After field names have been corrected, create a named range in Excel called Rock_Locations_Import_R.
These detailed instructions are specifically for Excel 2007 and Excel 2010. If you want to try this exercise using Excel 2003, open Sample_Locations_2003.xls instead.
HSSR_LonLat83.xlsx contains 96 sample sites collected as part of the HSSR back in the 1970s and 1980s. This data is often used as part of a regional reconnaissance program. Prepare the HSSR data for import.

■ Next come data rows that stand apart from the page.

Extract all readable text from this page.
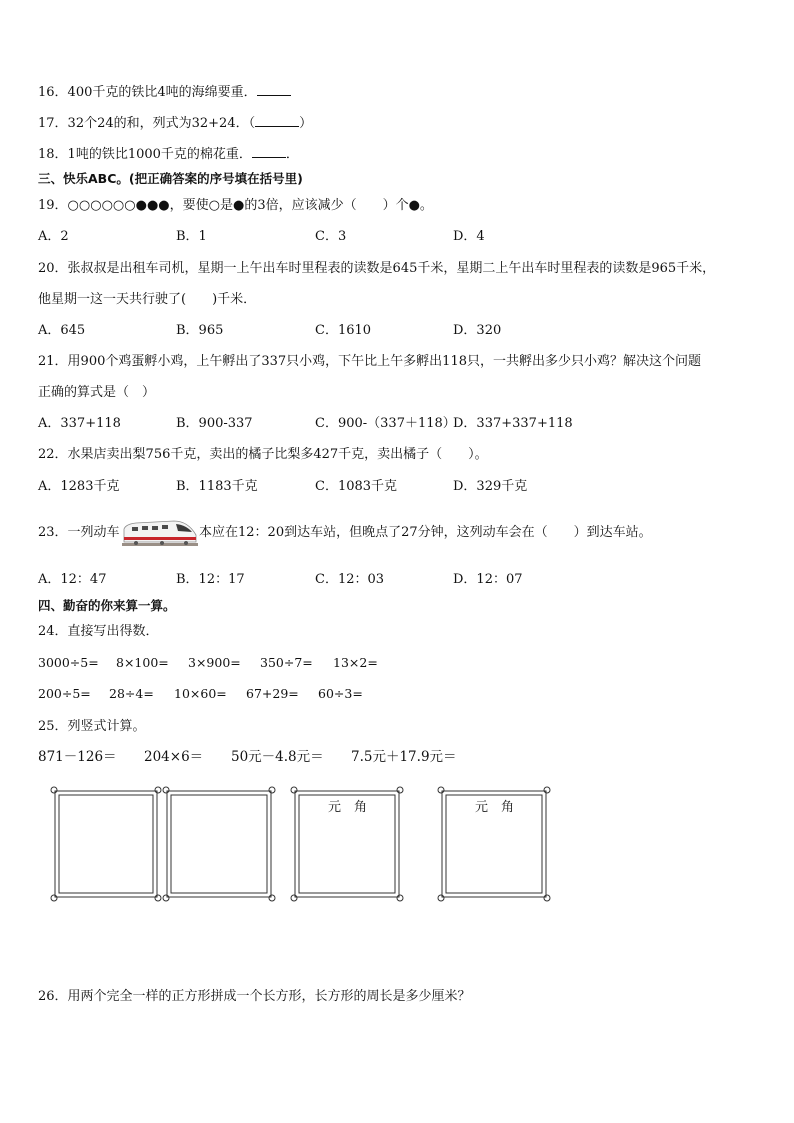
16．400千克的铁比4吨的海绵要重．
17．32个24的和，列式为32+24．（	）
18．1吨的铁比1000千克的棉花重．	．
三、快乐ABC。(把正确答案的序号填在括号里)
19．○○○○○○●●●，要使○是●的3倍，应该减少（　　）个●。
A．2	B．1	C．3	D．4
20．张叔叔是出租车司机，星期一上午出车时里程表的读数是645千米，星期二上午出车时里程表的读数是965千米，
他星期一这一天共行驶了(　　)千米．
A．645	B．965	C．1610	D．320
21．用900个鸡蛋孵小鸡，上午孵出了337只小鸡，下午比上午多孵出118只，一共孵出多少只小鸡？解决这个问题
正确的算式是（　）
A．337+118	B．900-337	C．900-（337＋118）
D．337+337+118
22．水果店卖出梨756千克，卖出的橘子比梨多427千克，卖出橘子（　　）。
A．1283千克	B．1183千克	C．1083千克	D．329千克
23．一列动车	本应在12：20到达车站，但晚点了27分钟，这列动车会在（　　）到达车站。
A．12：47	B．12：17	C．12：03	D．12：07
四、勤奋的你来算一算。
24．直接写出得数．
3000÷5= 8×100= 3×900= 350÷7= 13×2=
200÷5= 28÷4= 10×60= 67+29= 60÷3=
25．列竖式计算。
871－126＝ 204×6＝ 50元－4.8元＝ 7.5元＋17.9元＝
元　角	元　角
26．用两个完全一样的正方形拼成一个长方形，长方形的周长是多少厘米？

Now to prepare the Rock and Soil analytic data for proper import—a much more difficult task. First, you will use a text editor to prepare Soil_Data.csv.
Since it is statistically meaningful to recognize that some small amount of each element exists in all samples, it is not appropriate to change all < values to zero. Instead, change them to a smaller absolute value, typically 20 to 50 percent of the detection limit. Take a more conservative approach and use 20 percent. Table 1 lists the current value and smaller absolute value for elements below the minimum detection limit.
Element | Abbr. | Unit | Detection Limit | Change From | Change To |
---|---|---|---|---|---|
Antimony | Sb | PPM | 5.0 ppm | <5 | 1 |
Arsenic | As | PPM | 5.0 ppm | <5 | 1 |
Gold | Au | PPB | 5.0 ppb | <5 | 1 |
Mercury | Hg | PPB | 10.0 ppb | <10 | 2 |
Silver | Ag | PPM | 0.5 ppm | <0.5 | 0.1 |
When the same file is viewed in WordPad, blank fields contain values preceded by a < or > symbol. These indicate values below the detection limits and will be replaced using values in Table 1.
Now, try a similar approach with Rock_Data.csv, using Excel to replace undesirable values. This approach is much more powerful, but also dangerous.
The danger with using Excel to edit and format analytic data lies in how it uses leading zeros to manage alphanumeric strings when all other characters are numeric. Excel tends to convert leading zero strings to numeric values, which forever changes the data. This can be especially dangerous when working with datasets such as tax parcels and lab samples. However, if the file is saved from Excel back into a CSV file, the leading zeros are gone forever and there are no problems.
Once all tables have been carefully prepared, they are imported into a new file geodatabase called Geochemistry.
As the final step in this exercise, you will create a geochemistry geodatabase and import the Excel named ranges and CSV files.
Because you carefully defined these import datasets, the ArcGIS data geoprocessing function readily uses the assigned names.
Finally, open each table in ArcCatalog and verify field names, formats, and record counts. You successfully outmaneuvered those tricky % characters. Finally, remove the _Import from each geodatabase table name and take a break.
If you preview the Battle Mountain geologic map or open the Battle Mountain MXD, you will see the bedrock geology, geologic structure, and mineral occurrences in the study area. Wouldn't it be interesting to place all these rock, soil, and stream sediment samples in this model and go prospecting? This model is designed to do just that. The geochemical data can be used to analyze favorable ratios between multiple elements, define spatial relationships between rock units and faulting, and compare your data to current mines and past producers.
The data used in this exercise was originally developed as part of an ArcView GIS 3 mining training program. While the sample data is synthetic, it is true to the underlying geology. While landownership is imaginary, it reflects exploration trends around Battle Mountain, Nevada, in the early 1990s. Bedrock geology was derived from the Nevada Bureau of Mines and Geology County mapping series. HSSR data was developed through the US Department of Energy National Uranium Resource Evaluation (NURE) program. All data has been transformed from UTM North American Datum 1927 (NAD27) into the current NAD83 datum.